There were 21 ties and 21 lead changes in the game, but Notre Dame led for just 7 minutes and 46 seconds of the 50 minutes played. And neither team used its bench much or got much scoring from it. Both teams’ reserves played a total of 25 minutes, with the Irish subs accounting for two points and NC State’s five.

Irish starter Liatu King was one of four ND players who logged 44 minutes or more. She added 16 points, 14 rebounds, four steals and two blocked shots for the Irish, who could have locked up the ACC regular-season title and the No. 1 seed in the ACC Tourney with a win in Raleigh.

Now they’ll likely have to sweep the Seminoles Thursday night and Louisville (19-8, 12-4) on Sunday — both at home — to accomplish those feats. The Wolfpack’s remaining regular-season games are against the two bottom-feeders in the ACC, SMU (10-18, 2-14) and Wake Forest (9-18, 2-14).

“We never really talked about it,” Ivey said when asked about the stakes of Sunday’s matchup in which the Wolfpack extended its homecourt winning streak to 20. “We were just focused on playing for 40 minutes. But they [the ND players] know, I mean, with everything out news-wise. And so they were aware. We’re very aware.”

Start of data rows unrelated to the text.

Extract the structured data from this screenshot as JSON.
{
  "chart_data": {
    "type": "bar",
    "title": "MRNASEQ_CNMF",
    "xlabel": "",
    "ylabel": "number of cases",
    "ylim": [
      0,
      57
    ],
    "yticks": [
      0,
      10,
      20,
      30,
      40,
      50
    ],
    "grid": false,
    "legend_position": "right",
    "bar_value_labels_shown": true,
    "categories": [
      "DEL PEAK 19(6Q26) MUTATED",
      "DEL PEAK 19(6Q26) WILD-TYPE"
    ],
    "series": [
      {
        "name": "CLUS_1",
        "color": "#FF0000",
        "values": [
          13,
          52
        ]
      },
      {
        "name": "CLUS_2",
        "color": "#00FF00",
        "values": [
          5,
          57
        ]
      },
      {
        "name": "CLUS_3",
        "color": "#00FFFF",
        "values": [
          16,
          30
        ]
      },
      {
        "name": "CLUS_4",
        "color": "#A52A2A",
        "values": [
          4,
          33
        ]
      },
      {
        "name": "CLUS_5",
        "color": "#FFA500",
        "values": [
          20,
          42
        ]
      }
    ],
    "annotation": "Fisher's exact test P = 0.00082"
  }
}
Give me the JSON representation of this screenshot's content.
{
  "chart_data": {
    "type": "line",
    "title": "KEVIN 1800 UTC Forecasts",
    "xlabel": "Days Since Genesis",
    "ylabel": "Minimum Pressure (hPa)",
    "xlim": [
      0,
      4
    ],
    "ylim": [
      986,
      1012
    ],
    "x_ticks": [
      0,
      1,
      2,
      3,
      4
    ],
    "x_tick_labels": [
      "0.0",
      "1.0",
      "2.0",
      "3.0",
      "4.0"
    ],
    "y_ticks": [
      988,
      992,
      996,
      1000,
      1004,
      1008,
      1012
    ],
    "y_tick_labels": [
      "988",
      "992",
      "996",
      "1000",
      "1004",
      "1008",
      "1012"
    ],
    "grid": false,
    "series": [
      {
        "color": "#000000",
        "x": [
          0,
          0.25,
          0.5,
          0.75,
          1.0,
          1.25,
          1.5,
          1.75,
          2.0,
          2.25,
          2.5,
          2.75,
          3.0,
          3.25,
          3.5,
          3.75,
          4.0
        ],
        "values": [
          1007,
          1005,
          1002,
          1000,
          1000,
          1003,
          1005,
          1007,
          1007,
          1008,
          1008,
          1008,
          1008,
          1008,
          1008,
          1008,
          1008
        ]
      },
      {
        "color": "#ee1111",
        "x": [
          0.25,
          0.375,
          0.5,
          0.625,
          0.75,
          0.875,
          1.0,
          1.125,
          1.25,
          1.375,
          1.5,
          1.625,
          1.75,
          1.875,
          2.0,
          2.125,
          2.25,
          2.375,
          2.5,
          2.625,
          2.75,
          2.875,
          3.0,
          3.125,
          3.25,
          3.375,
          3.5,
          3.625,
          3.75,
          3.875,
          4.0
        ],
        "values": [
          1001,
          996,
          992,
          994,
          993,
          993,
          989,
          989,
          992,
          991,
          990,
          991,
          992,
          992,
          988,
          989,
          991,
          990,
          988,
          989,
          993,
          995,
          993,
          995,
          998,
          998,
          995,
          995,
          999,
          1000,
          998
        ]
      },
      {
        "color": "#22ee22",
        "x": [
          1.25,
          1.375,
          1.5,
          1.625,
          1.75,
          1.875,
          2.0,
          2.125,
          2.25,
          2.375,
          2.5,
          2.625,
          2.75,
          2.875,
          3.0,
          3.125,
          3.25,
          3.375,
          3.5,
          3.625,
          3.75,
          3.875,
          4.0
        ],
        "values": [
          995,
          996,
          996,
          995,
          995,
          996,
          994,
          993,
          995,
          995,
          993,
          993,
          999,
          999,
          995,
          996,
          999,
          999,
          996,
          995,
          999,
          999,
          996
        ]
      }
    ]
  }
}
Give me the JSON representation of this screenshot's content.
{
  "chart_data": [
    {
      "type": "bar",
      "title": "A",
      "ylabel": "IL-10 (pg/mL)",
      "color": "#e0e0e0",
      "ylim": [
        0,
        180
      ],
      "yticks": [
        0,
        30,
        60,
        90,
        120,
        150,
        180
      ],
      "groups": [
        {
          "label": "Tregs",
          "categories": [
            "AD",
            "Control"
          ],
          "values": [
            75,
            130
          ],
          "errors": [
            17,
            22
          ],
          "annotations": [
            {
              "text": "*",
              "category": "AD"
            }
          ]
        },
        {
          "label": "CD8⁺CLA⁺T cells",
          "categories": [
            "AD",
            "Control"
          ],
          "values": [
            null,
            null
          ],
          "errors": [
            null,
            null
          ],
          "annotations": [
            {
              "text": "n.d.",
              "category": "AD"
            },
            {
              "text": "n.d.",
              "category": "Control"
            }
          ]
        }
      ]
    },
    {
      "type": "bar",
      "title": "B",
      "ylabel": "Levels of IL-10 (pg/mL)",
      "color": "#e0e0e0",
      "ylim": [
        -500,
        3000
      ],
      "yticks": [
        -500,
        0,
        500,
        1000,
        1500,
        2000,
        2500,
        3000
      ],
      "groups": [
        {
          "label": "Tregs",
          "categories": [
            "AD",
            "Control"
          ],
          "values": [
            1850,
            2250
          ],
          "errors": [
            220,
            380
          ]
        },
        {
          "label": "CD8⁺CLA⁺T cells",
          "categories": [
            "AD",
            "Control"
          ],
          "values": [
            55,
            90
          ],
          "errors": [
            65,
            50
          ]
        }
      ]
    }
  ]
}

And they’re aware they’ll get more chances on the big stage in the coming weeks but in those instances on one-and-done formats, with the ACC Tournament set for March 5-9 in Greensboro, N.C., and Selection Sunday for the NCAA Tourney set for March 16 (8 p.m. EDT on ESPN).

The main thing, though, remains the main thing, as it did throughout the 19-game romp to the No. 1 spot in the polls.

“We’ve got to get better,” Ivey said. “We’ve got to learn from it and move forward.”